Politics

Cordiality marks 1st meeting between US, Mexican presidents

By Eduard Ribas i Admetlla

Mexico City, Mar 2 (efe-epa).- The presidents of Mexico and the United States held an initial virtual meeting that was free of any type of discord, although no agreement was reached on the sharing of Covid-19 vaccines and they avoided discussion of Mexico’s plans for a controversial electricity sector overhaul.

“Generally speaking, it was a meeting that was friendly and respectful and with a lot of emphasis on development cooperation. There were no disagreements. I can tell you categorically: not a single disagreement,” Mexican President Andres Manuel Lopez Obrador, popularly known as AMLO, said at his regular morning news conference at the National Palace here Tuesday, a day after the meeting with Joe Biden.

AMLO had frequently spoken of his cordial relationship with Biden’s predecessor, Donald Trump, although tensions surged over the immigration issue until Mexico took decisive action to sharply curb the northward movement of migrants.

Mexican Foreign Affairs Secretary Marcelo Ebrard, who traveled to Washington several times in search of a compromise, took to social media to hail the “easy and cordial” communication with Biden, who took office on Jan. 20, and tout the “rebirth of a common vision in North America.”

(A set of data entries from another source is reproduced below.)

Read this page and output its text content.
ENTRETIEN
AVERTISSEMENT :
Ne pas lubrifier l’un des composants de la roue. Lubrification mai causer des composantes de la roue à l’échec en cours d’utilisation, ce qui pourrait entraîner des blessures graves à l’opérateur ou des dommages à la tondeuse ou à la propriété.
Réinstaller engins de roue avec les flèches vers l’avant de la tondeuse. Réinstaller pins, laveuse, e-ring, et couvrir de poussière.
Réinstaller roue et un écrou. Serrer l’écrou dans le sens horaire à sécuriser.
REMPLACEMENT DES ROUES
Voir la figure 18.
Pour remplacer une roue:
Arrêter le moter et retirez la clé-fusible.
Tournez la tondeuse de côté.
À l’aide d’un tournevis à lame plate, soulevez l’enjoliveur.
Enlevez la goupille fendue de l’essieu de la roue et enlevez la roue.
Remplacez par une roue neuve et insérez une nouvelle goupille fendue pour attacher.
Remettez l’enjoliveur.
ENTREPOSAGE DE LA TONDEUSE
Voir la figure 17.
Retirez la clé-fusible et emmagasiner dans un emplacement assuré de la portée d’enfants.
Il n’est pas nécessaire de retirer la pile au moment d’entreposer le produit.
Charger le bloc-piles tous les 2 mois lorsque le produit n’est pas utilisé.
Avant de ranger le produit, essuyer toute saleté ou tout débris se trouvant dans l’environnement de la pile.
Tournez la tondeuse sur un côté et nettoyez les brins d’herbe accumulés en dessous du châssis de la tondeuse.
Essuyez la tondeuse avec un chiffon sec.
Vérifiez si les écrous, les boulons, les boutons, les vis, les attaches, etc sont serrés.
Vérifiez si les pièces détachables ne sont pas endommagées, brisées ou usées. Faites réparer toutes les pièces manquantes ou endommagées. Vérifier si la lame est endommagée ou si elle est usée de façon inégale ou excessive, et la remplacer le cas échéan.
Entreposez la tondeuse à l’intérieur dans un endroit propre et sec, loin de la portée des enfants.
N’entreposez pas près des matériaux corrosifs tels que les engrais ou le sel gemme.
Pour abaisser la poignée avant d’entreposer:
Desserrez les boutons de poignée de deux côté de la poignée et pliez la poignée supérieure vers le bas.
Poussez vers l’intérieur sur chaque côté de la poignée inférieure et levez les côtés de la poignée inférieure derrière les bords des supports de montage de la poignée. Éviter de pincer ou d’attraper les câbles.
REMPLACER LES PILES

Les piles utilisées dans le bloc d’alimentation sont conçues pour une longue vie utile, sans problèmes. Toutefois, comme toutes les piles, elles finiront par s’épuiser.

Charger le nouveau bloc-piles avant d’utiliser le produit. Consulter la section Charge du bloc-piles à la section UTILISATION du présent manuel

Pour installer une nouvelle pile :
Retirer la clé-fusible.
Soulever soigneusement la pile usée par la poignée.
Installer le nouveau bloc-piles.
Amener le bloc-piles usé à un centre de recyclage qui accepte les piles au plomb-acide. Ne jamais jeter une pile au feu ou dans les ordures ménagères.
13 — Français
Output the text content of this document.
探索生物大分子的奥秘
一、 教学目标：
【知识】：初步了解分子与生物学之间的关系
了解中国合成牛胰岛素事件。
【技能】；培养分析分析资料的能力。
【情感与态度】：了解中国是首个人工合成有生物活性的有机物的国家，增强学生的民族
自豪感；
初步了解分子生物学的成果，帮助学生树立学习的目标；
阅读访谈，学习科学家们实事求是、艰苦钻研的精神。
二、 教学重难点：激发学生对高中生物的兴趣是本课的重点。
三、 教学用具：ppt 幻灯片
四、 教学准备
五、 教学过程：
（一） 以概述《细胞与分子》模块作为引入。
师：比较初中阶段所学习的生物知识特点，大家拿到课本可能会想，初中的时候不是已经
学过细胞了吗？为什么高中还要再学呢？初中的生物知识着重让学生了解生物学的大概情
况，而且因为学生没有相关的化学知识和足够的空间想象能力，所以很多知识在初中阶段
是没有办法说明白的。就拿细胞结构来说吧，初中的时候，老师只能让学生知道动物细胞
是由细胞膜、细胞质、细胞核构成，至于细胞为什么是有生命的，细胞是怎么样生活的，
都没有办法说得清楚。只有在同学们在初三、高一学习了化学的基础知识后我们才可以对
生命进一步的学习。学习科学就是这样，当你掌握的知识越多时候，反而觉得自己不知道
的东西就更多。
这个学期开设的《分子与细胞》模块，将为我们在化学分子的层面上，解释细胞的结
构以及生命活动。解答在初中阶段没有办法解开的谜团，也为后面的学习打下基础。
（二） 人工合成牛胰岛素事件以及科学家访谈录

“It’s a good start. The communication flowed,” said Guadalupe Gonzalez, an international relations expert at El Colegio de Mexico, a public university in Mexico City.

She added that technical teams from both countries had skillfully laid the groundwork for the meeting beforehand.

The meeting’s agenda included the challenging topic of Covid-19 vaccine distribution, a potentially thorny issue after Mexico spoke out on behalf of Latin American countries at the United Nations over the alleged lack of equitable access to the vaccines.

The White House press secretary, Jen Psaki, had played down any expectations that an agreement might be reached during the meeting to give Mexico access to US-produced vaccines.

But the Mexican president later said the two heads of state had addressed the subject during Monday’s meeting.

“President Biden’s attitude was one of a lot of understanding of our proposal, and the teams from the two countries will see what’s possible and when,” said the president of Mexico, whose country has been forced to buy the Pfizer vaccine from that American multinational’s factory in Belgium due to export restrictions in the US.

Lopez Obrador said it is too early to say an agreement has been reached or that no accord was struck, adding that the two men had a positive talk on the matter.

Agreement between the two governments is most evident on the immigration issue, since Biden has halted construction of a wall on the US-Mexico border and is pushing for an immigration overhaul that will regularize the status of the estimated 11 million undocumented migrants in the US, most of them of Mexican origin.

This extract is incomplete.